O DIRETOR-PRESIDENTE DA AUTORIDADE NACIONAL DE SEGURANÇA NUCLEAR,
no uso das atribuições que lhe foram conferidas no uso das atribuições que lhe confere o
art. 5º, inciso II, da Lei nº 14.222, de 15 de outubro de 2021,
CONSIDERANDO a Lei nº 12.527, de 18 de novembro de 2011, que regula o
acesso a informações previsto no inciso XXXIII, do art. 5º, no inciso II, do § 3º, do art. 37
e no § 2º do art. 216, da Constituição Federal; altera a Lei nº 8.112, de 11 de dezembro
de 1990; revoga a Lei no 11.111, de 5 de maio de 2005, e dispositivos da Lei nº 8.159, de
8 de janeiro de 1991; e dá outras providências;
CONSIDERANDO o Decreto 7.724, de 16 de maio de 2012, que regulamenta a
Lei nº 12.527, de 18 de novembro de 2011; resolve:
Art. 1º - Instituir o Serviço de Informação ao Cidadão no âmbito da Autoridade
Nacional de Segurança Nuclear (SIC/ANSN).
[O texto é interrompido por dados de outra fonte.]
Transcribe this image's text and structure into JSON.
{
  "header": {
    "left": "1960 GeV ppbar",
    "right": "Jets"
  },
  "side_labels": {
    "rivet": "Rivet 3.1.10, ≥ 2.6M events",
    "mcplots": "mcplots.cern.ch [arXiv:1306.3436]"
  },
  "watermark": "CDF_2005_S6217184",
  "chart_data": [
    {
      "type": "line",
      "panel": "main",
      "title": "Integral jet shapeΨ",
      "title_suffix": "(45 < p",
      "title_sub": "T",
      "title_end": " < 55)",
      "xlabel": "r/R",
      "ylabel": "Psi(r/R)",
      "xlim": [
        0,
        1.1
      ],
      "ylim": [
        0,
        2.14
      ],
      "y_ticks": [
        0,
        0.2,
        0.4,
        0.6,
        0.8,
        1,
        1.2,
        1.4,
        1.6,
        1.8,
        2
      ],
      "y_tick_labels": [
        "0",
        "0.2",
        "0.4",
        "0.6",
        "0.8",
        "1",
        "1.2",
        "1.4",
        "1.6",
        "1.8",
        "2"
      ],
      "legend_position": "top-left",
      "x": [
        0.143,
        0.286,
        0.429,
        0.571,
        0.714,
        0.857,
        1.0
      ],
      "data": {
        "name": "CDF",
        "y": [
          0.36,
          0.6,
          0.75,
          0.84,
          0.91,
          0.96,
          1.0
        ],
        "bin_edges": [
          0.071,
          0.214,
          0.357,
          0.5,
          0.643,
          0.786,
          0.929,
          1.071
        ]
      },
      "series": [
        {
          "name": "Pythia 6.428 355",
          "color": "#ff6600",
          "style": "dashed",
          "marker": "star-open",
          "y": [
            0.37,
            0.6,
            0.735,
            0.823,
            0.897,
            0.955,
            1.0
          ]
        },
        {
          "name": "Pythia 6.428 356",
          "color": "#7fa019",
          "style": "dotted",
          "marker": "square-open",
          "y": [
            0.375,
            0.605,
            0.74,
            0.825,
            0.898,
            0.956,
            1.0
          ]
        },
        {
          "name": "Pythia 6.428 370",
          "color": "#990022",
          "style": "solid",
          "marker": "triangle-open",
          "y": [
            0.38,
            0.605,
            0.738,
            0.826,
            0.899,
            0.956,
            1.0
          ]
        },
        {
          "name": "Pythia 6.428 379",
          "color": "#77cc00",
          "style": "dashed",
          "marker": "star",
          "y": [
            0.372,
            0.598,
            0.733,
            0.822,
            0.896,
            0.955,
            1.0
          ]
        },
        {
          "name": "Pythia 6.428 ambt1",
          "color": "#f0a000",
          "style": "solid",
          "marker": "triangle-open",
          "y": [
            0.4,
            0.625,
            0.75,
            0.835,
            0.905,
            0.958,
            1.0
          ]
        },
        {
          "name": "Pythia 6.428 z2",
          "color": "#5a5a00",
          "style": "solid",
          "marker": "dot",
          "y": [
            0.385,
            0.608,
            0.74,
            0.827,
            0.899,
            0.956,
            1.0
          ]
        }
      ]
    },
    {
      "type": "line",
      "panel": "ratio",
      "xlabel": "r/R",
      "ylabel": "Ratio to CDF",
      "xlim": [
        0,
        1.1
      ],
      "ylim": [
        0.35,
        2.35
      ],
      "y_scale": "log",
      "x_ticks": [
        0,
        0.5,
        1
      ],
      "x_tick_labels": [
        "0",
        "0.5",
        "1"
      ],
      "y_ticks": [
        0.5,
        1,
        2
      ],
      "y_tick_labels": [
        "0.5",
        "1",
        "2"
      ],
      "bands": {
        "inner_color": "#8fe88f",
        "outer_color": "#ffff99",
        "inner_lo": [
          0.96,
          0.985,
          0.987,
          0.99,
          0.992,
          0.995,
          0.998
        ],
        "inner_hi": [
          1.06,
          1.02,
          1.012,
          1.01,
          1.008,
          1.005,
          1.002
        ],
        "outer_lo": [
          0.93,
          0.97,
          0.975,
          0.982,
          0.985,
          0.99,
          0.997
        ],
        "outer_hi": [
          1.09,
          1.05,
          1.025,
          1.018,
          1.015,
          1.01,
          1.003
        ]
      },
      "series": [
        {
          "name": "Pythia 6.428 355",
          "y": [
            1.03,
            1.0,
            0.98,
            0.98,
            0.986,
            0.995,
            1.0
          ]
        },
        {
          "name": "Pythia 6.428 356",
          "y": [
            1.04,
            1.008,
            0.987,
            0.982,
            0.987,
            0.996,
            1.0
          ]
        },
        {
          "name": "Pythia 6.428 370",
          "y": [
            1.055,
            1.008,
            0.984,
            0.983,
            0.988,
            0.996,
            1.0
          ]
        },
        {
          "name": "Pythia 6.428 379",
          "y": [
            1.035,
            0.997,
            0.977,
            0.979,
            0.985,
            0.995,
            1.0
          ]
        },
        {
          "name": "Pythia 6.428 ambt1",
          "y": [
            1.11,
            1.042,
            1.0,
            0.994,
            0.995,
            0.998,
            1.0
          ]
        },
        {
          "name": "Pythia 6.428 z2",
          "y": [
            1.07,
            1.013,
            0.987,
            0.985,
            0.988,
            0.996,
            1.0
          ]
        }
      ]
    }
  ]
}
Art. 2º - Aprovar, na forma do anexo a esta Portaria, o Regulamento Interno do
Serviço de Informação ao Cidadão da Autoridade Nacional de Segurança Nuclear
(SIC/ANSN).
Art. 3º - Esta Resolução entra em vigor na data de sua publicação.
ALESSANDRO FACURE NEVES DE SALLES SOARES
ANEXO
Regulamento Interno do Serviço de Informação ao Cidadão da Autoridade
Nacional de Segurança Nuclear (SIC/ANSN)
CAPÍTULO I
DO SERVIÇO DE INFORMAÇÃO AO CIDADÃO
Seção I
Das Competências
Art. 1º O Serviço de Informação ao Cidadão da Autoridade Nacional de
Segurança Nuclear (SIC/ANSN) é subordinado diretamente à Coordenação de Ouvidoria e
Corregedoria.
Art. 2º Compete ao SIC/ANSN:
I - atender e orientar o cidadão quanto ao acesso à informação;
II - receber pedidos de acesso à informação, preferencialmente pela Plataforma
Integrada de Ouvidoria e Acesso à Informação (Fala.BR);
III - registrar, quando cabível, os pedidos de acesso à informação;
IV - disponibilizar ao cidadão o número do protocolo de registro, quando cabível;
V - disponibilizar a resposta no momento da solicitação, sempre que possível;
VI - encaminhar a solicitação
às áreas competentes, quando cabível,
estabelecendo prazo para resposta, em atendimento ao disposto na Lei nº 12.527/2011
(LAI): 20 (vinte) dias, prorrogável por 10 (dez) dias;
VII - analisar a qualidade das respostas elaboradas aos cidadãos, podendo
ajustá-las e solicitar retificação ou complementação à área competente;
VIII - Não sendo possível conceder o acesso imediato à solicitação, o SIC/ANSN deve:
b) comunicar a data, local e modo para se realizar a consulta, efetuar a
reprodução ou obter a certidão, se for o caso;
c) informar as razões de fato ou de direito da recusa, total ou parcial, do acesso
pretendido;
IX - fazer uso da linguagem cidadã, ou seja, linguagem clara, objetiva, simples
e compreensível, evitando o uso de siglas, jargões, tecnicismos e estrangeirismos;
X - propor às diversas áreas melhorias em transparência ativa;
XI - propor e prover, quando cabível, capacitações às áreas competentes, com
objetivo de aprimorar os serviços relacionados à prestação de informações à sociedade e
de uniformizar os processos internos;
XII - elaborar, anualmente, o Relatório de Gestão do SIC/ANSN; e
XIII - comunicar ao cidadão o órgão ou a entidade que detém a informação,
caso não seja da competência da ANSN, ou remeter o requerimento a esse órgão ou
entidade, cientificando o interessado da remessa de seu pedido de informação;
XIV - encaminhar a demanda para a Ouvidoria da ANSN quando não se tratar
de solicitação de informação.
§ 1º O serviço de busca e fornecimento da informação do SIC/ANSN é gratuito,
salvo nas hipóteses de reprodução de documentos, situação em que poderá ser cobrado
exclusivamente o valor necessário ao ressarcimento do custo dos serviços e dos materiais
utilizados.
§ 2º Estará isento de ressarcir os custos previstos no caput todo aquele cuja
situação econômica não lhe permita fazê-lo sem prejuízo do sustento próprio ou da família,
declarada nos termos da Lei n 7.115, de 29 de agosto de 1983.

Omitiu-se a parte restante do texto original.